Accurate -- if slightly obnoxious -- on both counts. The Austin Chronicle suggests that all the new Congresspersons will be up and down Interstate 35...

There does seem to be consensus that the four new seats should be somewhere along I-35. According to a report produced by the Texas Legislative Council, an advisory body to the Lege, 57% of the decade's growth based on the 2009 estimates occurred along the I-35 corridor. Another 39% occurred east of that line, and only 4% in West Texas.

"I think the big controversy will be the battle between Hispanics and Republicans over several areas, in particular the area between Tarrant County and Dallas," (UT law professor Steve) Bickerstaff says. "The issue is whether there is a sufficient Hispanic population there now to create a Hispanic opportunity district under the Voting Rights Act. [The Mexican American Legal Defense and Education Fund] has wanted that for two decades now; this is the third decade. Each time the Hispanic percentage has grown but not reached the legal requirements. I think there will be considerable attention given that this time." Bickerstaff thinks a similar battle could occur in redrawing the state Senate.

"Clearly, the distribution is going to be along the I-35 corridor and the Rio Grande Valley," says Sen. Kal Seliger (R-Amarillo). For the Valley, recent Capitol buzz has strongly suggested that Republicans will try to draw a district that could elect to Congress newly turncoat state House Republican Aaron Peña.

Like I said. If the Lege can't get this done, in regular session or special -- and I believe that they will -- then the Legislative Redistricting Board will do it for them, without benefit of Democratic input ...

"I'm not very optimistic that we'll do anything different in 2011 than we did in 2001," (Sen. Jeff Wentworth) says, noting that the LRB gets legal control over the process if the Lege fails, and the LRB would now be all-Republican. "For partisan Republicans in the majority ... there's not a lot of incentive to sit down and work out a fair map with the Democratic minority, when they know if they just do nothing and adjourn [at the beginning of June], five Republicans will draw the map, and they can be more partisan than the Legislature."

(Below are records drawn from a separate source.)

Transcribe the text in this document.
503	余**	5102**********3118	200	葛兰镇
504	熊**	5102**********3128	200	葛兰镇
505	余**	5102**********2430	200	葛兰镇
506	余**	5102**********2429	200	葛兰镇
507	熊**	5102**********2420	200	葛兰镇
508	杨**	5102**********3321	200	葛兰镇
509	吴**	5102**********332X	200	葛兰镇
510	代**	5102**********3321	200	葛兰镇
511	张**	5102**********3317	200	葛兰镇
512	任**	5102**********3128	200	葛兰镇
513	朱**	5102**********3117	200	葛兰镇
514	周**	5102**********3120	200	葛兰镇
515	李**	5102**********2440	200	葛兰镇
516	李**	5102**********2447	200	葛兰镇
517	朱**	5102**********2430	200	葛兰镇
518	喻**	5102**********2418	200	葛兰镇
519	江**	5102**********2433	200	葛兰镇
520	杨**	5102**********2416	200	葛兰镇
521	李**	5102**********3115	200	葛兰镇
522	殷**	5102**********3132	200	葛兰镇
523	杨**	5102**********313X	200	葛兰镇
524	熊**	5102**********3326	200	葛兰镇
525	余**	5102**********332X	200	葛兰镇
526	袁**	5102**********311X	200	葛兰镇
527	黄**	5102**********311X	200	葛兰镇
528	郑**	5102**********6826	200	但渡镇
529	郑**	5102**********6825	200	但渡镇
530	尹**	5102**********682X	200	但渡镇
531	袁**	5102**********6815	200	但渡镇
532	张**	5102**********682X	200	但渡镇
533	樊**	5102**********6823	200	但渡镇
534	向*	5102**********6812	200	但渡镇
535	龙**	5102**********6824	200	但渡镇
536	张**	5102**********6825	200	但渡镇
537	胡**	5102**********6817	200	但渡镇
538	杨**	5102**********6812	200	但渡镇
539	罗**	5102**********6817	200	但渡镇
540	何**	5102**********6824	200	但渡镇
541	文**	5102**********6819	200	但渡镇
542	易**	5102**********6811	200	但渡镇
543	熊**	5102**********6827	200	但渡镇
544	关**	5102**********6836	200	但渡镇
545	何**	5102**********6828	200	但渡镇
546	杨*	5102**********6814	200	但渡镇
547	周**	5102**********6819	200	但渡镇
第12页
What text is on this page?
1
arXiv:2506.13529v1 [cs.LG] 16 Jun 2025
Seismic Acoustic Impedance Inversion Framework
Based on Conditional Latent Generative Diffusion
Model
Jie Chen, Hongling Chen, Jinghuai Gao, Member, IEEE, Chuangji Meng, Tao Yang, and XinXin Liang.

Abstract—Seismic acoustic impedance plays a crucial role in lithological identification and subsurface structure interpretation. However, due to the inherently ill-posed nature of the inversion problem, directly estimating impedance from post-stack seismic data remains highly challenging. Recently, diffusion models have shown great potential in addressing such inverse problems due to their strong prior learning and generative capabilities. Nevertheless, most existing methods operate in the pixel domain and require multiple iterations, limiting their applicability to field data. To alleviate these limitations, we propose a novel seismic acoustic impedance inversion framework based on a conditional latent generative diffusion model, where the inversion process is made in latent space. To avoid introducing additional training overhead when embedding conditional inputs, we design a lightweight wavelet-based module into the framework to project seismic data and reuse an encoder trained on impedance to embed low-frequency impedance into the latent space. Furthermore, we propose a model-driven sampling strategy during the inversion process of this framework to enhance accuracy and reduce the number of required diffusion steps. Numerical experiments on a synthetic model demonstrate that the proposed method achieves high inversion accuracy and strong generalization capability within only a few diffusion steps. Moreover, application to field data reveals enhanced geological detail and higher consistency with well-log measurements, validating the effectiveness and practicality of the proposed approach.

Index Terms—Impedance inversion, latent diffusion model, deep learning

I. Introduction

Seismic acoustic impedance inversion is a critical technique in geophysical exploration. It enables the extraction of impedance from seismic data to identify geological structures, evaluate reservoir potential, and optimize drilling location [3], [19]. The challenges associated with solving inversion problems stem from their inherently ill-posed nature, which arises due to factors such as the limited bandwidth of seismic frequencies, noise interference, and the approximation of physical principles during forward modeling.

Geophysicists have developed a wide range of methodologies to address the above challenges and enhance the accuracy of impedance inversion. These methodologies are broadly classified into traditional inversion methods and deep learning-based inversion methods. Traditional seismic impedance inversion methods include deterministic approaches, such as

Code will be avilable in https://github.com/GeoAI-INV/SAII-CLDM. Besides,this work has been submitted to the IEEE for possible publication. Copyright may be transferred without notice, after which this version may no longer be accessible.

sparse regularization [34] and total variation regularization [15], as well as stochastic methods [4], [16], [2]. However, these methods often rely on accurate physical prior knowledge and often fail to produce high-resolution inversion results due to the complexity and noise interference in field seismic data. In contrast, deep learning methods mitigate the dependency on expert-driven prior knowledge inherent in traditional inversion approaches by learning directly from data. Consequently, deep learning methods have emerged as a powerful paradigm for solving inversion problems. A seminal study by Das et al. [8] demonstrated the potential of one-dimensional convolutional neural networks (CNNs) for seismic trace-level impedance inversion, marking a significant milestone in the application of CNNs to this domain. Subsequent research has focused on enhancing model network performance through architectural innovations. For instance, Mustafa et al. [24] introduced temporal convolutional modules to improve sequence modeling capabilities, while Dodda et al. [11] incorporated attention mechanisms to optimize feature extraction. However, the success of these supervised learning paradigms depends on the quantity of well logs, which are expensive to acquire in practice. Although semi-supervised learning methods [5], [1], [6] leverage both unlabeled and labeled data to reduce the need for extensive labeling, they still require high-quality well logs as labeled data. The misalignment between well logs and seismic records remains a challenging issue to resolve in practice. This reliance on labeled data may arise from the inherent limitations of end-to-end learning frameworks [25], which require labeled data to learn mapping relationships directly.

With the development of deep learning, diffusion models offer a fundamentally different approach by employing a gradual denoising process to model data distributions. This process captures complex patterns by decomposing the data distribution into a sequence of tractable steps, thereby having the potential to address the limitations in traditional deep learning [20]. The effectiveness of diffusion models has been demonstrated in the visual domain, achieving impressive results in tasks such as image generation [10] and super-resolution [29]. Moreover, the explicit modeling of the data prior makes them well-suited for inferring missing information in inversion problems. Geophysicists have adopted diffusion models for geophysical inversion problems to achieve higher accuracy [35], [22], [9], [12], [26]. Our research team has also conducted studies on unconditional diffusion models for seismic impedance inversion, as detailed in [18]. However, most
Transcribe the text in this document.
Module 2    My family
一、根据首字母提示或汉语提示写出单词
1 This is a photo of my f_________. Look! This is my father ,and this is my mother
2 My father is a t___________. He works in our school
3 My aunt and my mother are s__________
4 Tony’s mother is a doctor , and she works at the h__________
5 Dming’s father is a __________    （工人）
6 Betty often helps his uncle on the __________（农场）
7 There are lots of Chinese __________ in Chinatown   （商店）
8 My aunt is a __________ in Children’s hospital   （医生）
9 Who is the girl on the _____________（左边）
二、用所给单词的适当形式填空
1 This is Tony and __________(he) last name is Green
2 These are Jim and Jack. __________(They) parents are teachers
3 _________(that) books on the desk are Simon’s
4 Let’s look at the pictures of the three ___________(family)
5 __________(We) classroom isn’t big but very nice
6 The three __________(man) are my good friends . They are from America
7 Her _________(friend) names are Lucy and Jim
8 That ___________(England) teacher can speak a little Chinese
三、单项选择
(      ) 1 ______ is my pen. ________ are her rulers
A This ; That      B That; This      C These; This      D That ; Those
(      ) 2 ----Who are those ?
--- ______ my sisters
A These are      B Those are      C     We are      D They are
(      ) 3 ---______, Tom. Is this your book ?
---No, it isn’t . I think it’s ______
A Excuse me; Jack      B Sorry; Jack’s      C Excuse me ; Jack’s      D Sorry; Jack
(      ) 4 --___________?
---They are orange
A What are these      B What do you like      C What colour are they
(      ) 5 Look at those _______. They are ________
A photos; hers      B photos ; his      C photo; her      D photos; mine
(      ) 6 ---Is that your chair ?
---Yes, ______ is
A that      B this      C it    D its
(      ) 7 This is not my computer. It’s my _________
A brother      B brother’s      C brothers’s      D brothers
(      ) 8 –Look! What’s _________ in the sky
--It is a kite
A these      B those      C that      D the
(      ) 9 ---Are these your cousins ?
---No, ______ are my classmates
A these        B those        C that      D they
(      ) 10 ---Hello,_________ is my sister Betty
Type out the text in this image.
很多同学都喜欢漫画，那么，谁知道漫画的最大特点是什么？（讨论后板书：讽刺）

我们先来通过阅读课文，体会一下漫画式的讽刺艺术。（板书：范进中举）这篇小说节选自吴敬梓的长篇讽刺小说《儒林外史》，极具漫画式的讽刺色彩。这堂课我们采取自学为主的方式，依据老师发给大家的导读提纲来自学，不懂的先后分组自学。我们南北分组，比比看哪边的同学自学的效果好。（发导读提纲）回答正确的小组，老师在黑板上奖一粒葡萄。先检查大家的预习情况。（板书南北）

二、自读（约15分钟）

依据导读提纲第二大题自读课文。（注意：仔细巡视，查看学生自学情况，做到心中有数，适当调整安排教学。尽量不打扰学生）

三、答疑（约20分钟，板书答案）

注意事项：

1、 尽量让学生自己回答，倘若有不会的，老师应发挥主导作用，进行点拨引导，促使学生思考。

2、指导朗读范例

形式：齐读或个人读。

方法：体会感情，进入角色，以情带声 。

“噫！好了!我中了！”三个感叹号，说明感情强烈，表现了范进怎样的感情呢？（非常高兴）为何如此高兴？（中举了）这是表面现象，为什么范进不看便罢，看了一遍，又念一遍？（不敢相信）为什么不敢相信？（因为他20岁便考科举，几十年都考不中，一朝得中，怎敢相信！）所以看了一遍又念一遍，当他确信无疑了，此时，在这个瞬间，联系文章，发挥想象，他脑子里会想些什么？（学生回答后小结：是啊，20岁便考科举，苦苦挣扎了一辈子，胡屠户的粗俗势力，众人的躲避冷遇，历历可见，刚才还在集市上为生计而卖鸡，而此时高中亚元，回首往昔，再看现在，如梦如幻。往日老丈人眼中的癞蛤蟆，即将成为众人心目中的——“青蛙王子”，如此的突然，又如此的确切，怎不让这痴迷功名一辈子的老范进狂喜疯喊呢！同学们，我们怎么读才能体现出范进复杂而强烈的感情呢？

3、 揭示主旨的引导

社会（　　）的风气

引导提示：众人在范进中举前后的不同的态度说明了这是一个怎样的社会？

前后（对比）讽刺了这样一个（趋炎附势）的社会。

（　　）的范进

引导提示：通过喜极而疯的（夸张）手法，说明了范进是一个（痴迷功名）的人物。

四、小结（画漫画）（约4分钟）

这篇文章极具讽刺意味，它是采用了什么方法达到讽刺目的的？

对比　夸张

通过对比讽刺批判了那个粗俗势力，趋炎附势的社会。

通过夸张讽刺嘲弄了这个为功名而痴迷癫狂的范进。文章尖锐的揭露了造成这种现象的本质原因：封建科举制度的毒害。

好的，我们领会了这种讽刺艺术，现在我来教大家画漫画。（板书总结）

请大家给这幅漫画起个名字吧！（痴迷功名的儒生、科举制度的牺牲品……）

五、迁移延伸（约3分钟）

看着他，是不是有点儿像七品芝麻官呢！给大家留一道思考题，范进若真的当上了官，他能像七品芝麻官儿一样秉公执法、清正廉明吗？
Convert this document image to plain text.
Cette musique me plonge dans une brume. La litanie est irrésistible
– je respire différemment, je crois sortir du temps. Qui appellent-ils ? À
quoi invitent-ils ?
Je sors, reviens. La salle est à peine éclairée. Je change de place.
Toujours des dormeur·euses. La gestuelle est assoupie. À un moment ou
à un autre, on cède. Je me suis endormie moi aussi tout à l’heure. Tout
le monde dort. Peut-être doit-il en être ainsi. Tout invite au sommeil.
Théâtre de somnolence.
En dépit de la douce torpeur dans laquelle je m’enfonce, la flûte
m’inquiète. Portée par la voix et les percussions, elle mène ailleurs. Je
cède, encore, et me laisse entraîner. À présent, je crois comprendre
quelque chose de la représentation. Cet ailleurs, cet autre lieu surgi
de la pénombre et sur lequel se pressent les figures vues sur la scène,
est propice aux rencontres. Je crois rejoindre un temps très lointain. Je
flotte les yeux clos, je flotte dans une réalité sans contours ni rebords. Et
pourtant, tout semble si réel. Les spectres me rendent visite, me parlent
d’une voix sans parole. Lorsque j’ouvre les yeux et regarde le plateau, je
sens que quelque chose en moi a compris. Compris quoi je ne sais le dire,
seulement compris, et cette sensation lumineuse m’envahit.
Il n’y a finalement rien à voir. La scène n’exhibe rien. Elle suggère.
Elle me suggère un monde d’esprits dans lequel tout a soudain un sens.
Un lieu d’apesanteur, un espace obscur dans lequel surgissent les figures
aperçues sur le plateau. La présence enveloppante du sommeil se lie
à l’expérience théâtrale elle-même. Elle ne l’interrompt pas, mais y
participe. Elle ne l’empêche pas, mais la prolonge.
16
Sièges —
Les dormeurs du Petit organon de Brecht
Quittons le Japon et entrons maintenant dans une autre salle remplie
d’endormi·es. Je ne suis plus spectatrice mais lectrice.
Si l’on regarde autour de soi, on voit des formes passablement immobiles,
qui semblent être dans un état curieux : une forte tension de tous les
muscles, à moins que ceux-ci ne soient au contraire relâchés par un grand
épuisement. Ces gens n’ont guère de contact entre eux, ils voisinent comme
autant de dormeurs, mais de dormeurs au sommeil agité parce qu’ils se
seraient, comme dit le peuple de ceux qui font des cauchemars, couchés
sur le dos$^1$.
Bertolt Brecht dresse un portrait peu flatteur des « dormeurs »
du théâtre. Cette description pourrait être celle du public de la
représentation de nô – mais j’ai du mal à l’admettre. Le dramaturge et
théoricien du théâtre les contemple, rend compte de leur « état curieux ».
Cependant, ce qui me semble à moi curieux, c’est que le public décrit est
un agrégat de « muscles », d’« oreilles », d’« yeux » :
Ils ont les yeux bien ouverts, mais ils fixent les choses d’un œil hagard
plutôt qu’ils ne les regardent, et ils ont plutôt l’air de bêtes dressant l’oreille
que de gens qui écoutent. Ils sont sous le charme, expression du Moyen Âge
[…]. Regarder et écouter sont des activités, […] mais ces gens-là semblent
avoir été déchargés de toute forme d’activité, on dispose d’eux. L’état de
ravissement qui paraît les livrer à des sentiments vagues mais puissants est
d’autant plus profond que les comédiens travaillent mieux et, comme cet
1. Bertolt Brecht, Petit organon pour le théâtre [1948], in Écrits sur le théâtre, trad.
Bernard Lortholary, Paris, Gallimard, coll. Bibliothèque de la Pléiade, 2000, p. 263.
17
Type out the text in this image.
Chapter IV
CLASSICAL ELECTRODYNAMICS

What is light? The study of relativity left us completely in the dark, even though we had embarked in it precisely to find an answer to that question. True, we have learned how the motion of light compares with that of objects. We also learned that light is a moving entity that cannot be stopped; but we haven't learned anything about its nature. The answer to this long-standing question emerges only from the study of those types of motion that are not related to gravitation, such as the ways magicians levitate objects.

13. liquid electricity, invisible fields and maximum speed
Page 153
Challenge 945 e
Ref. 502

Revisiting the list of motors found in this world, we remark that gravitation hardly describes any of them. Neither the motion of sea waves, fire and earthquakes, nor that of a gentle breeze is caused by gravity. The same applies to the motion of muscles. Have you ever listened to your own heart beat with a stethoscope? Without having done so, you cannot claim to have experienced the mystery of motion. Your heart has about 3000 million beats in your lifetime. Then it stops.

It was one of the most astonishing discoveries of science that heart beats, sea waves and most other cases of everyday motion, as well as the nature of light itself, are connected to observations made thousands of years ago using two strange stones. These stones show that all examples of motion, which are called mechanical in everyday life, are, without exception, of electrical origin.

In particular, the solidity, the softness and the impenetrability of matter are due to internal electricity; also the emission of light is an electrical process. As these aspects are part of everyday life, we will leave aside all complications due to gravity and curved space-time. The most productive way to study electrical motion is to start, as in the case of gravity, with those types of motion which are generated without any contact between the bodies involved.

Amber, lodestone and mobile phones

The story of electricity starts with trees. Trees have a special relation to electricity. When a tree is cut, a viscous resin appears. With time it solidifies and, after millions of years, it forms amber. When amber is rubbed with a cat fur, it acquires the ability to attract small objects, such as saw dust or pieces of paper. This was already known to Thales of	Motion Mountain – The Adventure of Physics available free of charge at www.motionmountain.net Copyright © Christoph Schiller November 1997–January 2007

Be reminded that the LRB is comprised of David Dewhurst, Joe Straus, Greg Abbott, Susan Combs, and Todd Staples. Wentworth raises another interesting angle; that the maps might not be submitted to the Justice Department for Voting Rights Act pre-clearance:

Other knowledgeable observers disagree and believe the Republicans won't even bother with the Justice Department and will go directly to the courts. "I think what will happen is Republicans will say [the review process] is unfair," Bickerstaff told the same gathering. "If [the GOP redistricting] is aggressive, you go to the court."

Wentworth, whose district includes part of South Austin, told the Chronicle the same thing. "I don't believe it would be in Texas' interest to even go the route of trying to get precleared by the Department of Justice," Wentworth said. "We've always had the option of going to a three-judge federal court in the District of Columbia. We've never taken that route; we've always gone the preclearance route through the Voting Rights division of the DOJ. But I think that would be a waste of time in 2011, and I don't believe we're planning on doing that."

These are just the preliminary skirmishes. Greg goes as deep in the weeds on census data and redistricting maps as you could hope to go. Update: Here's his response to Jones of Rice's Baker. Kuffner has posted lots on the topic already.

Watch for much more ink, airtime, and pixels.